Following my guide book’s recommendation, I decided to burn off part of my last day in Delhi by visiting Tughlakabad. My driver assured me there was nothing to see among the ruins. Considered to be one of the seven historical cities of Delhi, Tughlakabad flourished during the Tughlak dynasty. According to some, Tughlakabad is the the 4th city of Delhi, while others believe that it is the 3rd town.
In the 1320′s, Ghiasuddin Tughlak, a Turk governor who had his strong hold in the western provinces invaded Delhi, and won it from Nasiruddin Mohammed (a Pawar Rajput who had adopted Islam and had gained kinghood by slaining the last Khilji ruler). Tughlak, known as a headstrong tyrant, created the third city of Tughlakabad. He created a fort here (the splendid ruins still remain) with high battlements and his descendant Mohammad Tughlak went on to capture much of India. He also raised a city, Jahanpanah, which largely comprised a walled enclosure between Qila Rai Pithora and Siri. This is sometimes called the fourth city of Delhi. Tughlakabad, however, continued to be the main city. There were eleven rulers from the Tughlak dynasty but only the first three generations were interested in architecture-raising mosques, caravansarais, madrasas and laying canals. Source: Delhigov.in
With my guide book in tow, my driver brought me to the ruins of Tughlakabad. As we approached, I consulted my guide book to ensure my destination matched with my request. Turning to my driver, whom I assumed didn’t understand my request, I was reassured the climb up the rock embankment through a collapsing doorway was the only entrance. There were no other tourists in sight, no signage to point me in the right direction. Clearly I was on the wrong side of Tughlakabad but there was no persuading my driver to ask for directions.
I grabbed my camera, confirmed a place to be picked up just up the road, and walked across 4 lanes of traffic to explore the ruins. Quite frankly, exploring and snooping through these ancient ruins really interests me. To imagine what once was, how the people lived, how grand the structures must have been…it’s the ultimate merging of history with present day life that awaits any tourist in India.
Sweat began beading on my forehead and under my clothes as I reached the top of the path leading to the massive stone walls. The fall weather was still hot, but wearing my standard long sleeve shirt and khakis was the smart choice here. Upon walking through the over-sized doorway my feet nearly stopped in their tracks. A small, active slum sat in front of me. It wasn’t seeing the slum that shocked me as much as seeing the slum in what was supposed to be a historical monument. Previous inquiries to visit a slum had been rejected by my friend Rakesh. He explained the conditions may not be safe, there was a chance someone may turn on me or him for bringing an outsider into their community. His rationale made sense but now, after 4 trips to his country, he had let me off my short leash only to have me stumble upon what he and many Indians don’t want to acknowledge.
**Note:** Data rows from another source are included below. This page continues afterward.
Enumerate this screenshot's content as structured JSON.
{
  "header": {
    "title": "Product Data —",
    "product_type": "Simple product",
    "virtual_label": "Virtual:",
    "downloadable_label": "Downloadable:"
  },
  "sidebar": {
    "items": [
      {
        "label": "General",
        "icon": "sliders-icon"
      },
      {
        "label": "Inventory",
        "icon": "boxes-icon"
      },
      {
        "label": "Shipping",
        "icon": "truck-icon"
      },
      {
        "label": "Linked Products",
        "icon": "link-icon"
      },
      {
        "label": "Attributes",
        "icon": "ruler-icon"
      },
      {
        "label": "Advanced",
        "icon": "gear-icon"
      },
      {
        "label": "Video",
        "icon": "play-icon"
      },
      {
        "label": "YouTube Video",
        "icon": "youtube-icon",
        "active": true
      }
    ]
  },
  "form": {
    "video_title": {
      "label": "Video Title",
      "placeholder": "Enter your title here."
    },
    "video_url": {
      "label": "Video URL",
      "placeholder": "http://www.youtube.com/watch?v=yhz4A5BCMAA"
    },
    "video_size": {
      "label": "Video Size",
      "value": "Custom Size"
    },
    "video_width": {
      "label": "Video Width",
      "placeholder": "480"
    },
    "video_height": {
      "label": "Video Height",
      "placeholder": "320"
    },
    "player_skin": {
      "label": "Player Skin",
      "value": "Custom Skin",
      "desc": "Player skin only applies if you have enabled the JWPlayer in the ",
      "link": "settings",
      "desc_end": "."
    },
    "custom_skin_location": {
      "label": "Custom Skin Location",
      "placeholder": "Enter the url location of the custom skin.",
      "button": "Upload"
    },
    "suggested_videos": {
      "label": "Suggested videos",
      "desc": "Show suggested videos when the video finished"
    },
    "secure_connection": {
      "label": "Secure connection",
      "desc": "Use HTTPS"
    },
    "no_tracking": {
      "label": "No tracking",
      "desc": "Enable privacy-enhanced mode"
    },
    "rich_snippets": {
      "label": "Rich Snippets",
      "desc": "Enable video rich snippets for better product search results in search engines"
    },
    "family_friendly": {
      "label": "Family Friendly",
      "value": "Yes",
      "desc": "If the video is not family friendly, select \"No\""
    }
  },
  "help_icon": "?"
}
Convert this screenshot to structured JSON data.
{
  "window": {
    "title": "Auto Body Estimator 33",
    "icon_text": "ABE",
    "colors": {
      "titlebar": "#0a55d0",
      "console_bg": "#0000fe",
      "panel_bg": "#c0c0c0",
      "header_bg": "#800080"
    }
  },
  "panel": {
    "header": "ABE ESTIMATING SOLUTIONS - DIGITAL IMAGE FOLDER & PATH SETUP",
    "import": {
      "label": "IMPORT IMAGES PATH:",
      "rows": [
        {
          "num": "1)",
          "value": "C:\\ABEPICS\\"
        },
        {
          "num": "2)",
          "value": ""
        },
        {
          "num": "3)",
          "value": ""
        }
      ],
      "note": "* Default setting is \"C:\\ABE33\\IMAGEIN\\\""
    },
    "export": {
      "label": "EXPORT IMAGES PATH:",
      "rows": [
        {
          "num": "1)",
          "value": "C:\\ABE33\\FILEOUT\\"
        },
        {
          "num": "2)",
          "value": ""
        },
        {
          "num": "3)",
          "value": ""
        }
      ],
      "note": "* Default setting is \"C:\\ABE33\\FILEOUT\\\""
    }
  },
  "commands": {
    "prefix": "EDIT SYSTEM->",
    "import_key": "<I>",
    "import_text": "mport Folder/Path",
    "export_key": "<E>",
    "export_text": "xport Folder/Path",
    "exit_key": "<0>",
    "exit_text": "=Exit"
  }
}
A minor element of danger and curiosity mixed inside me. I decided to wander around the outer walls, snap some pics and see how the residents responded to my presence. Dirt paths led my way around crumbling tops of the wall. Various holes in the ground showed me a hidden walkway underneath. The ground I was walking on most likely was the remnants of the wall that over time had caved in creating this hidden chamber. I argued with common sense each time a new opening was spotted offering me a chance for a closer look. Getting to the Delhi Airport later that night in one piece won out.
In short time it was undeniable there wasn’t anything of great interest to discover here. The zoom feature of my camera allowed me a closer look into the activities inside the slum without getting too close. Several women were folding large tarps while looking my way. They knew there was a visitor and found me as curious as I did them. Small children walked aimlessly around the huts followed by stray dogs. There were no men in sight which added to the con side of my “list of reasons not to enter the slum”. At this moment I couldn’t help but think of Lin from the book Shantaram. It was decision time…exit out to find my driver or what, expect a huge ticker tape parade as I make my through the slum?
“So, how was it?,” asked my driver as I jumped back into the car. “Eh, you were right, there was nothing to see,” I said. What I didn’t say, I fully plan to return to Tughlakabad with a proper guide on my next visit to Delhi.